Father James Aloysius Cullen, who was born in the Annesley Town House in New Ross on 23 October 1841, was a man of a very different temperament to the key figures in the Annesley scandals, and he went on to become the founder of the Pioneer Total Abstinence Association (PTAA).
Shortly after James Cullen was born, the Cullen family moved across the river to Bawnjames House, Co Kilkenny, near Rosbercon on the west bank of New Ross. James Cullen first went to school with the Christian Brothers in New Ross before going on to the Jesuit-run school at Clongowes Wood in Co Kildare in 1856.
He studied for the priesthood in Carlow from 1861 and was ordained priest by Bishop James Walshe in Carlow Cathedral on 28 October 1864.
James Cullen became a priest in the Diocese of Ferns, where his first appointment was as a curate in Wexford town, where he introduced the Christmas Crib. Two years later, he helped establish the Ferns House of Missions in Enniscorthy, and for 15 years he was the Superior of the House of Missions.
He joined the Society of Jesus (Jesuits) in 1881, and after studies in Belgium, he returned to Dublin. A born organiser, he founded the Pioneers in 1898, edited the Sacred Heart Messenger, and built the Saint Francis Xavier Hall (SFX) in Gardiner Street. He died in Dublin on 6 December 1921, having heard the news of the signing of the Anglo-Irish Treaty.

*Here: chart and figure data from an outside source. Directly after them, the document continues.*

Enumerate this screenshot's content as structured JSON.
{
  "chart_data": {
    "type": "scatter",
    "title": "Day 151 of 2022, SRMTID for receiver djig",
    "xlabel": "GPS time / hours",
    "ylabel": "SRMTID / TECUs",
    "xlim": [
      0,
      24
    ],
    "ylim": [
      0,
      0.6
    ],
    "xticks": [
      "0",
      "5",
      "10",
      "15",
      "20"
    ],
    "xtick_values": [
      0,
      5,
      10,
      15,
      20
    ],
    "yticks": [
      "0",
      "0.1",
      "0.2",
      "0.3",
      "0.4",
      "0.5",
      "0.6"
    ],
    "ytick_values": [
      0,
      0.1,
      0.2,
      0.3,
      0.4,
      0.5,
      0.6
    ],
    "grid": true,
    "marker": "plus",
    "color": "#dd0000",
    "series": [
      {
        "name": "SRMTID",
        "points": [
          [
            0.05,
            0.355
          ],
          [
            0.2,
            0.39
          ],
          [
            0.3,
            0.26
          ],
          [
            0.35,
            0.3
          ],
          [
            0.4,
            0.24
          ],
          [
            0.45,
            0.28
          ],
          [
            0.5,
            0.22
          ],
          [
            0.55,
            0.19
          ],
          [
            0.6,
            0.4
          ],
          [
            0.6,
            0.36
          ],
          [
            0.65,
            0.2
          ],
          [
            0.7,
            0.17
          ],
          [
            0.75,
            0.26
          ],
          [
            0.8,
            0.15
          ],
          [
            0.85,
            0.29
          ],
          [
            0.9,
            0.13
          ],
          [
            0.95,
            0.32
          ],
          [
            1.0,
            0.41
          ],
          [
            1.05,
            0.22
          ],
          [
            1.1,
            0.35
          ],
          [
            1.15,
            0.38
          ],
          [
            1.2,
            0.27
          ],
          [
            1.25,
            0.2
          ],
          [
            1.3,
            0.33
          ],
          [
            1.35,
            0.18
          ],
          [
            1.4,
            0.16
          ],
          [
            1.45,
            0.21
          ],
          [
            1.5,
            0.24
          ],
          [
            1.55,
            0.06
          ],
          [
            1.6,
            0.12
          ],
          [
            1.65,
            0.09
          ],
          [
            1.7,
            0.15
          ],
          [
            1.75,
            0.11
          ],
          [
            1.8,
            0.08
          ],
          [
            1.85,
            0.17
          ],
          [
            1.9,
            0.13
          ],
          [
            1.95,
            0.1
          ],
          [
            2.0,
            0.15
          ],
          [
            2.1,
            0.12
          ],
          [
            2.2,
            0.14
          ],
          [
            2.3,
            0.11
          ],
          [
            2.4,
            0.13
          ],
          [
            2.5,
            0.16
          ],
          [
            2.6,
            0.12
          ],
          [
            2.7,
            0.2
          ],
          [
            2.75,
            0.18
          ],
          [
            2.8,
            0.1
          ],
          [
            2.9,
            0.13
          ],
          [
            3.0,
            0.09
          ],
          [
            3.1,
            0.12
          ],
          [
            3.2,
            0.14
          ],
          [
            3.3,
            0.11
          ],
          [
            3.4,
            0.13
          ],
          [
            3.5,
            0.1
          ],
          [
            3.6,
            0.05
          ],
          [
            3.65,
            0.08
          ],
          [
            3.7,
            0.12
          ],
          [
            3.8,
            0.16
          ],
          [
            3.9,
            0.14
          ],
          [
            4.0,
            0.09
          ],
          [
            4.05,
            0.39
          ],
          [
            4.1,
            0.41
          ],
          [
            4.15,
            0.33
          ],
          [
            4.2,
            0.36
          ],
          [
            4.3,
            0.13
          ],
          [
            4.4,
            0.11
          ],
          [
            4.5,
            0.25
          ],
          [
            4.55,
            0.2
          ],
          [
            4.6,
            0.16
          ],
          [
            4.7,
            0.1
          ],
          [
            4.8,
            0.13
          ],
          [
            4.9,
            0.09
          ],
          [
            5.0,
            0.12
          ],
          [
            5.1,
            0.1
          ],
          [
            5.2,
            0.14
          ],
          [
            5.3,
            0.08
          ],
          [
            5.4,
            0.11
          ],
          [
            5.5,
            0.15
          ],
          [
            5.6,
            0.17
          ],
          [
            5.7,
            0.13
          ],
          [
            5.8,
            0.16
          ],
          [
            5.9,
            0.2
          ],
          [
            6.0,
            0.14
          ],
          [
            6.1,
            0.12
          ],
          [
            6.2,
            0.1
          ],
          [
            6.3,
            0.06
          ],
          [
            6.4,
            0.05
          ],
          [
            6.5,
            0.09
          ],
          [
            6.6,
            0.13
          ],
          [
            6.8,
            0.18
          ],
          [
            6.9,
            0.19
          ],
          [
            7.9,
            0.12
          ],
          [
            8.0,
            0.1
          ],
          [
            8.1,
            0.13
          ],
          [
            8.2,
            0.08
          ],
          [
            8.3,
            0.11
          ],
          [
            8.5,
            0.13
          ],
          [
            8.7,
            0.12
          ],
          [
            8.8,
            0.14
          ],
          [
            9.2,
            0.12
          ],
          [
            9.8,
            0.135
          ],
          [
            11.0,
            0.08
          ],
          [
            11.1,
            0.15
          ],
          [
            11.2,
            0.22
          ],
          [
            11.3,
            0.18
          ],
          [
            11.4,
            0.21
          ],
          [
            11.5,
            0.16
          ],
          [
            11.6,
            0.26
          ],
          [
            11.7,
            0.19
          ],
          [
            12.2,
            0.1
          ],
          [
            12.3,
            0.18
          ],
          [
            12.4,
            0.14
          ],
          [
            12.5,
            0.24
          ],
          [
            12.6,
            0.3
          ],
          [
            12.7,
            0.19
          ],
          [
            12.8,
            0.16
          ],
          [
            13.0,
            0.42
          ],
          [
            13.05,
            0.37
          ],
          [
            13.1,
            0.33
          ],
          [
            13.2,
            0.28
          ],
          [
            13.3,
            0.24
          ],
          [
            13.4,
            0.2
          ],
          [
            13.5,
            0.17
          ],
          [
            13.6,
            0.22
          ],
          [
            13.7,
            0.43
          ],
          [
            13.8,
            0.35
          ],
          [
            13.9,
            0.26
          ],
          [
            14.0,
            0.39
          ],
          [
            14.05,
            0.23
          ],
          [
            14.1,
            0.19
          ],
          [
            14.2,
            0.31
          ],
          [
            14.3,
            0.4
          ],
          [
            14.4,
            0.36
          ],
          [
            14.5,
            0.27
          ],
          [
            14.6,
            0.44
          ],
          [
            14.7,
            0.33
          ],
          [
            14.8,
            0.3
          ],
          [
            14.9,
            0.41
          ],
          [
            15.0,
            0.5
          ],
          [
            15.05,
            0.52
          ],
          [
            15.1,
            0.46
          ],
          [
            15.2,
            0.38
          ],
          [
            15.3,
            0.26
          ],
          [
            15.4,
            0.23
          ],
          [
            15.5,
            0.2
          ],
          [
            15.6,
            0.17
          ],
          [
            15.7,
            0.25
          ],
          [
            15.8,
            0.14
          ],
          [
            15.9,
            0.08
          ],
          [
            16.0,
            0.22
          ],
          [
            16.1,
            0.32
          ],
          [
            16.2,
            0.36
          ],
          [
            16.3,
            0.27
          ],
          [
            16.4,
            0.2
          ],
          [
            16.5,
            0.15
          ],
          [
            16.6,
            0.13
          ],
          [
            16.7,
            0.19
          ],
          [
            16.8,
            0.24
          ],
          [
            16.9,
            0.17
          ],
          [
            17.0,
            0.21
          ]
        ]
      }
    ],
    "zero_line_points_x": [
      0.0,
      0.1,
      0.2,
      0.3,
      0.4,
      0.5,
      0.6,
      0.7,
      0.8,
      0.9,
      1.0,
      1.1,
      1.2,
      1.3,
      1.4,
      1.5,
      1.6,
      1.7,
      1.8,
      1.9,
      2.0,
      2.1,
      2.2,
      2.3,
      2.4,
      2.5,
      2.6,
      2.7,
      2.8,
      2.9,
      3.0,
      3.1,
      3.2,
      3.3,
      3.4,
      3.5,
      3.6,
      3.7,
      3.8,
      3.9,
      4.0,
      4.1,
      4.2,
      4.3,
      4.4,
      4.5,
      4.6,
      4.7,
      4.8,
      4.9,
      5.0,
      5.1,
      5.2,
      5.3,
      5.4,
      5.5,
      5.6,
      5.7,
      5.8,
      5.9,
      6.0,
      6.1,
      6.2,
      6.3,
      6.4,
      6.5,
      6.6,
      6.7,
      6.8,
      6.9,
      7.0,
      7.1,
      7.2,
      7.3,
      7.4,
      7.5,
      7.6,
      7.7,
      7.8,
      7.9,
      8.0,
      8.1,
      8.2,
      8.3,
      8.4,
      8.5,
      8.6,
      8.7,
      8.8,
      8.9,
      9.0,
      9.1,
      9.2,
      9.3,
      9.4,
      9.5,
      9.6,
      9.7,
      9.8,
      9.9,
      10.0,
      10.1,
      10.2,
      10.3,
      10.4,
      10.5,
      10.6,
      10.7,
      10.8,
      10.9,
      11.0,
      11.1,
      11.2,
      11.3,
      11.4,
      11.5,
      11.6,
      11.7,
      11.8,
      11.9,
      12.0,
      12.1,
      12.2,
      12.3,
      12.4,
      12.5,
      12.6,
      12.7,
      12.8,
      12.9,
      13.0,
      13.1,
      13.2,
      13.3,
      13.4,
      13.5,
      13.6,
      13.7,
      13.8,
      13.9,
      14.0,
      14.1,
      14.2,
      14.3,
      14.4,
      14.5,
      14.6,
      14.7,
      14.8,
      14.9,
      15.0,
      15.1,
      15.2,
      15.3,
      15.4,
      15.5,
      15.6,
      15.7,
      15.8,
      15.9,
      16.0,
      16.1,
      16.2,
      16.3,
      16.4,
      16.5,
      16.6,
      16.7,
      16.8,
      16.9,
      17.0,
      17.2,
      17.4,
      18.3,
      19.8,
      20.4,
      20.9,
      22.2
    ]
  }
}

The house associated with the Cullen family is now Hanrahan’s public house. This is a terraced, two-bay four-storey house, was built or rebuilt ca 1825, and was renovated ca 1880, when the rendered façade enrichments were added and the symmetrical pub front was inserted on the ground floor.
This pub front has fluted pilasters on polished granite plinths, fixed-pane windows, glazed timber panelled doors with overlights, a fascia with gabled paired fluted consoles, and dentilated moulded cornice with cresting.
Most of the historic or original fabric, both outside and inside, have survived, keeping the character of this street in New Ross.